The GPL preserves the freedom of _my_ code. Any recepient of my code, by any distributor, in any derivative, will be able to change my code.
If you wish to combine my code with your code and license your code under a compatible license, that's ok. I'm only concerned that users should be able to modify _my_ code when they recieve it. If someone wants to release a proprietary version they're free to use your part of the code (which they can separate from mine) if they're allowed by you, as long as they dont distribute my part.
Do you get what I mean?
"Trashing users is not really productive. Unless they live and breathe computers they are not going to keep up on every new variation of probelms, and shouldn't be expected to."
Agreed. And MyDoom showed very clearly how totally flawed the 'dont open attachments unless you're expecting them' idea is. The reason it got the level of spread it did is exactly because it emulated expected attachments. People expect various automated returns on unsuccessful mails, so this one got most of the 'responsible' users too.
Allowing execution of binaries from untrusted sources like the internet without active user action is the problem. If Outlook merely forced users to save the attachment and change permissions on the file to executable the whole trojan problem would be _gone_. The number of users who'd not get the warning bells then would number in the thousands, rather than the millions. And most of those wouldnt know how to make the attachment executable anyway.
The whole trojan problems fault lies squarely on the application manufacturers. Userfriendliness is a good idea, but TV's dont have a 'blow tube' button on the remote, nor do cars have a 'set fire to my gas-tank' button. Mail programs should not have the equivalent, just for the sake of simplicity.
"remember, 802.11b is compatible with 802.11g, just slower"
Yep. Slower, as in _everyone_ is slower. All 11g devices will degrade to 11b in the presense of an 11b device.
"The point of releasing under the GPL is to require other people using GPLed code as a base to develop and distribute their own work to also GPL *their* code."
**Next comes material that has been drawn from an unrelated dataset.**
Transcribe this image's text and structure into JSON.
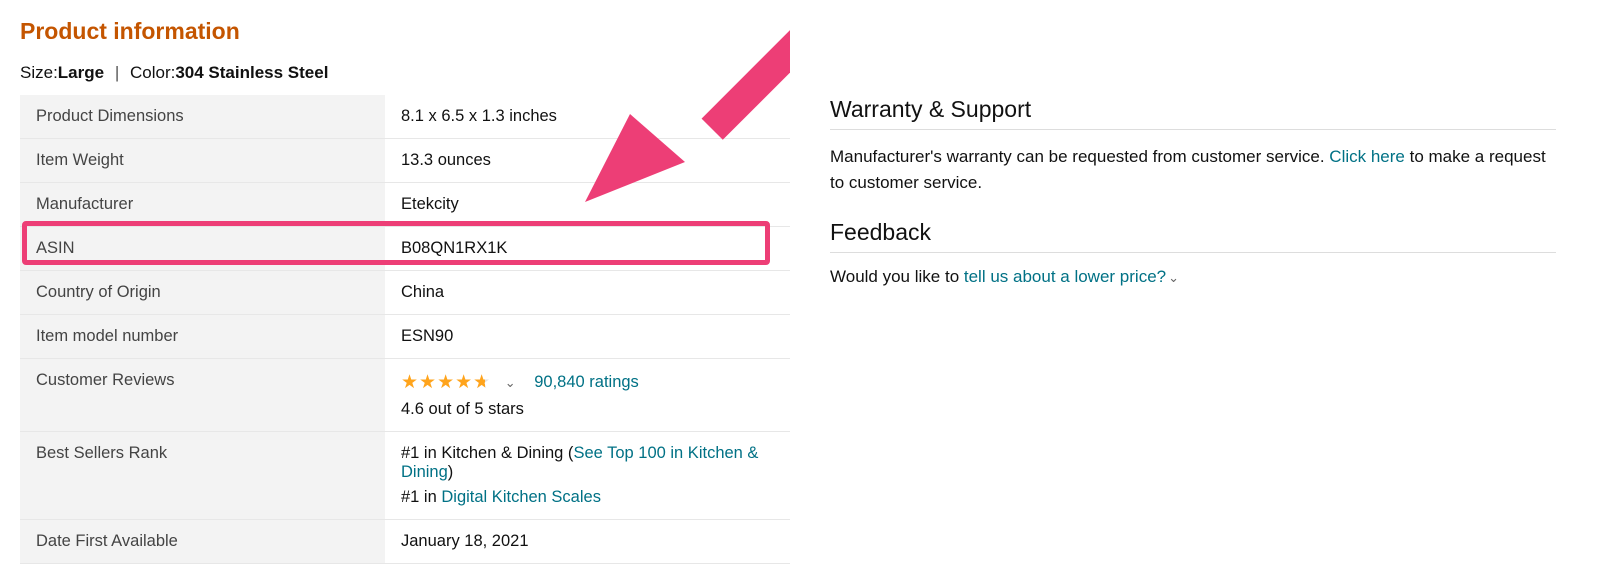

Not at all. They can distribute their code under whatever license they want, but they cant distribute my code in proprietary form, nor can they distribute my code together with proprietary code.
There is no legal basis for the GPL to force any form of license onto any other code. It only affects the code under the GPL.
If that means some proprietary developer doesnt want to use the GPL code because they wont be allowed to distribute it in a proprietary form or together with their proprietary code, well, that's their problem, not mine.